We were sitting in the truck and my wife and daughter were bringing the calves down off a big hill into the feedlot, we did this cause it made him happy to have them penned up over night. I told him that I probably should not let him watch the girls bring them in cause they were going to come off that hill bucking and jumping and running 100 miles an hour. Sure enough they did. He just shook his head while watching them come down the hill.

To make a long story short, by doing what Bud & Eunice taught us to do, and listening to the DVD, we had weight gains on one group of 2.9 lbs per day and 3.1 lbs per day on the second group for 60 days in the spring in Iowa.
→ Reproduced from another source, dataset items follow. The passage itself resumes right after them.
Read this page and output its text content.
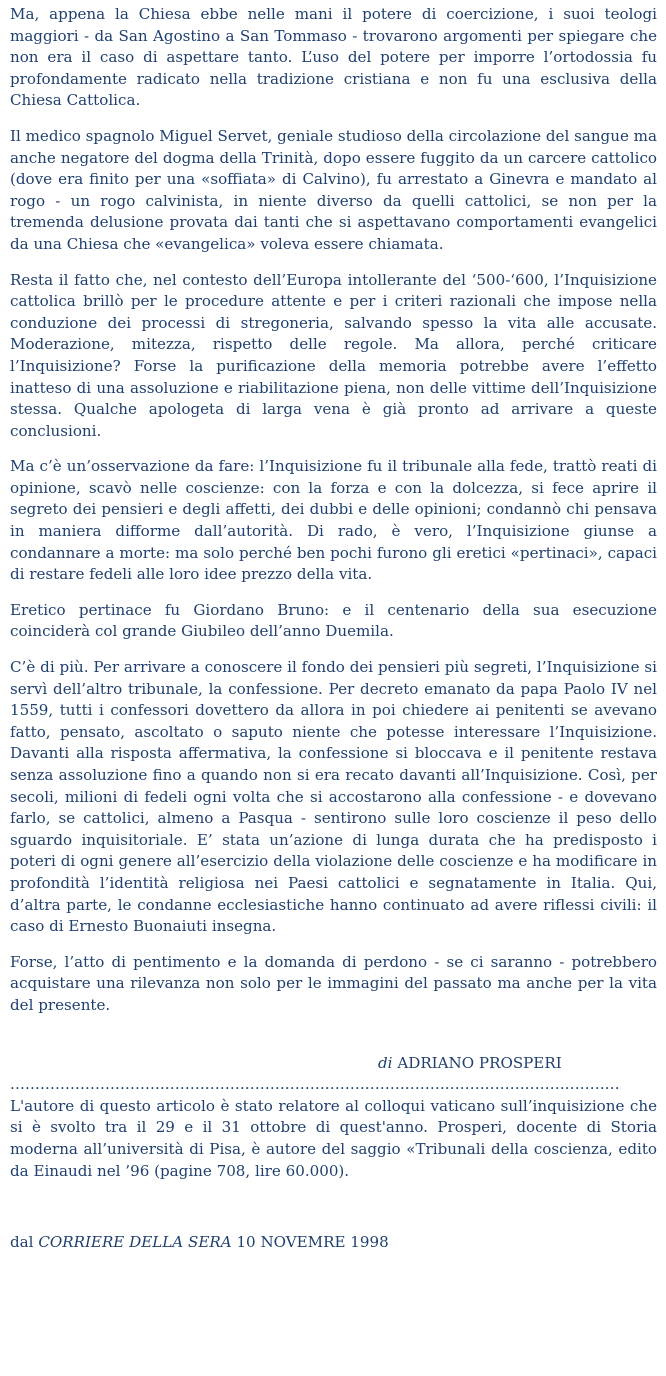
Ma, appena la Chiesa ebbe nelle mani il potere di coercizione, i suoi teologi maggiori - da San Agostino a San Tommaso - trovarono argomenti per spiegare che non era il caso di aspettare tanto. L’uso del potere per imporre l’ortodossia fu profondamente radicato nella tradizione cristiana e non fu una esclusiva della Chiesa Cattolica.

Il medico spagnolo Miguel Servet, geniale studioso della circolazione del sangue ma anche negatore del dogma della Trinità, dopo essere fuggito da un carcere cattolico (dove era finito per una «soffiata» di Calvino), fu arrestato a Ginevra e mandato al rogo - un rogo calvinista, in niente diverso da quelli cattolici, se non per la tremenda delusione provata dai tanti che si aspettavano comportamenti evangelici da una Chiesa che «evangelica» voleva essere chiamata.

Resta il fatto che, nel contesto dell’Europa intollerante del ‘500-‘600, l’Inquisizione cattolica brillò per le procedure attente e per i criteri razionali che impose nella conduzione dei processi di stregoneria, salvando spesso la vita alle accusate. Moderazione, mitezza, rispetto delle regole. Ma allora, perché criticare l’Inquisizione? Forse la purificazione della memoria potrebbe avere l’effetto inatteso di una assoluzione e riabilitazione piena, non delle vittime dell’Inquisizione stessa. Qualche apologeta di larga vena è già pronto ad arrivare a queste conclusioni.

Ma c’è un’osservazione da fare: l’Inquisizione fu il tribunale alla fede, trattò reati di opinione, scavò nelle coscienze: con la forza e con la dolcezza, si fece aprire il segreto dei pensieri e degli affetti, dei dubbi e delle opinioni; condannò chi pensava in maniera difforme dall’autorità. Di rado, è vero, l’Inquisizione giunse a condannare a morte: ma solo perché ben pochi furono gli eretici «pertinaci», capaci di restare fedeli alle loro idee prezzo della vita.

Eretico pertinace fu Giordano Bruno: e il centenario della sua esecuzione coinciderà col grande Giubileo dell’anno Duemila.

C’è di più. Per arrivare a conoscere il fondo dei pensieri più segreti, l’Inquisizione si servì dell’altro tribunale, la confessione. Per decreto emanato da papa Paolo IV nel 1559, tutti i confessori dovettero da allora in poi chiedere ai penitenti se avevano fatto, pensato, ascoltato o saputo niente che potesse interessare l’Inquisizione. Davanti alla risposta affermativa, la confessione si bloccava e il penitente restava senza assoluzione fino a quando non si era recato davanti all’Inquisizione. Così, per secoli, milioni di fedeli ogni volta che si accostarono alla confessione - e dovevano farlo, se cattolici, almeno a Pasqua - sentirono sulle loro coscienze il peso dello sguardo inquisitoriale. E’ stata un’azione di lunga durata che ha predisposto i poteri di ogni genere all’esercizio della violazione delle coscienze e ha modificare in profondità l’identità religiosa nei Paesi cattolici e segnatamente in Italia. Qui, d’altra parte, le condanne ecclesiastiche hanno continuato ad avere riflessi civili: il caso di Ernesto Buonaiuti insegna.

Forse, l’atto di pentimento e la domanda di perdono - se ci saranno - potrebbero acquistare una rilevanza non solo per le immagini del passato ma anche per la vita del presente.

di ADRIANO PROSPERI

..........................................................................................................................

L'autore di questo articolo è stato relatore al colloqui vaticano sull’inquisizione che si è svolto tra il 29 e il 31 ottobre di quest'anno. Prosperi, docente di Storia moderna all’università di Pisa, è autore del saggio «Tribunali della coscienza, edito da Einaudi nel ’96 (pagine 708, lire 60.000).

dal CORRIERE DELLA SERA 10 NOVEMRE 1998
I’m sure this is not unheard for good grass in the spring, I would go for times when I didn’t supplement them at all. We ended up doing close to 400 head, and he let me do what ever I wanted to do. The lowest gaining group was heifers at 2.7 lbs per day and that took us through July. He sold them all right around 900lbs and said that he had done better with those than any other pen of calves that he had. They were shocked that we could drive right through the middle of them and leave gates open and every thing else. It just blew their mind how easy they were to work with. We are sure that we didn’t do every thing right but by messing with them 2 or 3 times a day and bumping them up all the right things we did definitely out WEIGHED the wrong. Bud once made a comment about, As long as you were doing some thing even if it was wrong, it was better than not doing any thing at all. How else can you learn? Boy how right he is once again.

In the last load of heifers they brought, there was about 75 of them and the hired guy told me, well, we will see if you can calm these down like you did all the rest of them and then he laughed. They ended up just like all the rest, easy to work with, nice handling calves.

In one of the first groups that they took back home, they had one get out through the bunk. They walked it back in and asked us if we had a pet because of how easy it was to walk right back into the pen. I told them we didn’t have any pets and that they should be able to walk any of them right back in. Granted that this is coming from the same guy that five years ago ran one heifer through or over four fences. Boy, how things have changed. I still haven’t scratched the surface, I am still learning.

Don’t get me wrong, I learned a lot from the gentlemen that has the feed yard, but he also knows who Bud & Eunice Williams are and what they are all about. We are now good friends who enjoy each others company and enjoy learning from each other.